Simulation of soil water dynamics for uncropped ridges and furrows under irrigation conditions

Zhang, Y., Wu, P., Zhao, X. and Wang, Z. 2013. Simulation of soil water dynamics for uncropped ridges and furrows under irrigation conditions. Can. J. Soil Sci. 93: 85-98. The ridge-furrow planting system combined with furrow irrigation can effectively increase soil moisture storage and improve water use efficiency in the semi-arid region of China. The precise soil water dynamics in ridge-furrow systems must be known in order to properly design ridge-furrow geometry and improve irrigation uniformity while reducing deep water percolation. The objective of this study was to investigate soil water distribution in the cross-sectional ridge-furrow infiltration, through laboratory experiments and numerical simulations.
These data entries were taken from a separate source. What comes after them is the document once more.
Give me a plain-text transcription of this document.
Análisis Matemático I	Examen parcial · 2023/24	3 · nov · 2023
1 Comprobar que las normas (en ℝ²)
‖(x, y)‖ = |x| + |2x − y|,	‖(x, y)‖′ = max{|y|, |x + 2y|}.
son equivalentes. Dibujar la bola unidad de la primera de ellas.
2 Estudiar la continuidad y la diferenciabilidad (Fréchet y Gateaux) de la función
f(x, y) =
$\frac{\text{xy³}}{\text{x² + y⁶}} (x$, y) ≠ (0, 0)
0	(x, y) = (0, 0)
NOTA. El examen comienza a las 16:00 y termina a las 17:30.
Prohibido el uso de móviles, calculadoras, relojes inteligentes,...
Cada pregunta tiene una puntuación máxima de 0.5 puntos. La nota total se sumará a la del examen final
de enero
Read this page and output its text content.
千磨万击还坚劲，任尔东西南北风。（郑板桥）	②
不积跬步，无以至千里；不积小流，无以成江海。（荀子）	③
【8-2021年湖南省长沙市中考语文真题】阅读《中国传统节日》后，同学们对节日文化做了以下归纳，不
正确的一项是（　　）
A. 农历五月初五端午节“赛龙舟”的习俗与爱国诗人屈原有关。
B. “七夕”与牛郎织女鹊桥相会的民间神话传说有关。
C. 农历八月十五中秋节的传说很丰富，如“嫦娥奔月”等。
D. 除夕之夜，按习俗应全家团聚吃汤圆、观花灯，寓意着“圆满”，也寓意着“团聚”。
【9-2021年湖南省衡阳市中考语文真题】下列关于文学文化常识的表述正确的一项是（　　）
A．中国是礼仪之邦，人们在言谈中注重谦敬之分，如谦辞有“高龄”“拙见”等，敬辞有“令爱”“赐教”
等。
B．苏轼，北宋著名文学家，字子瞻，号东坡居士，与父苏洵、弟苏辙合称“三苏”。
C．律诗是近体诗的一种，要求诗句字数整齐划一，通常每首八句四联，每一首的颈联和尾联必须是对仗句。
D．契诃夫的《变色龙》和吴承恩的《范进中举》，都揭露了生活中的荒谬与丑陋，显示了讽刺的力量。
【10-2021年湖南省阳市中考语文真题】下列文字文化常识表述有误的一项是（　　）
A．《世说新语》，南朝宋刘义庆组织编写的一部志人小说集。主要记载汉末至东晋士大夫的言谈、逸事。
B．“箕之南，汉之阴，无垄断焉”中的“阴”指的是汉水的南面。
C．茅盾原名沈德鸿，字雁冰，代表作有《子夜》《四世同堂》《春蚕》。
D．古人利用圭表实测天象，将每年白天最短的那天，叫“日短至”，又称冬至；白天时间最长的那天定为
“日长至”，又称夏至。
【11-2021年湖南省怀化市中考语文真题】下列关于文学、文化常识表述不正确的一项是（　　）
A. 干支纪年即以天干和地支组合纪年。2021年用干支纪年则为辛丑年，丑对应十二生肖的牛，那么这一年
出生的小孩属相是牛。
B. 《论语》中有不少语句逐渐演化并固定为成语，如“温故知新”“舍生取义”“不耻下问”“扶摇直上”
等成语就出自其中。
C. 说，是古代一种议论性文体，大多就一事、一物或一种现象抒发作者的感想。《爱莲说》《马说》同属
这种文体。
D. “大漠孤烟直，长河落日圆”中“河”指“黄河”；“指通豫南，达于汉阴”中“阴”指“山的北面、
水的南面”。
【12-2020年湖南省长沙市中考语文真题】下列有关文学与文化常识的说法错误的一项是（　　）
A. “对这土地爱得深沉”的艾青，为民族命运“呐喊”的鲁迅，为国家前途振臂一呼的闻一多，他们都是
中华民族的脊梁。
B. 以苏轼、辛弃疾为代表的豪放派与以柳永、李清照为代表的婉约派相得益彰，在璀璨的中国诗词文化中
Six experimental treatments with three soil types (silty clay loam, silt loam, and sandy loam) were tested to monitor both soil water movement and cumulative infiltration in rectangular soil chambers. The HYDRUS-2D model was calibrated and experimentally validated to simulate soil water dynamics. The root mean square error (RMSE) and coefficient of determination (R-2) provide a satisfactory quantitative comparison of the goodness-of-fit between observed and simulated cumulative infiltration. The optimized parameters were accurate and the observed and simulated values were very close, which demonstrated HYDRUS-2D as a reliable tool for accurately simulating soil water movement and applied water volume in ridge-furrow irrigation system. In finer soil, the wetted vertical and horizontal distances were equal and soil water distribution was more uniform than that in coarser soil. A high potential of deep water percolation was produced in sandy loam soil. Cumulative infiltration decreased with the increase of initial soil water content, whereas the volume of wetted soil increased with the increase of initial soil water content. Narrow furrows for crops with deep rooting depth and wide furrows for crops with shallow rooting depth were selected in irrigation design. The 40 cm furrow size and higher furrow water depth (water level) were recommended in a ridge-furrow irrigation system.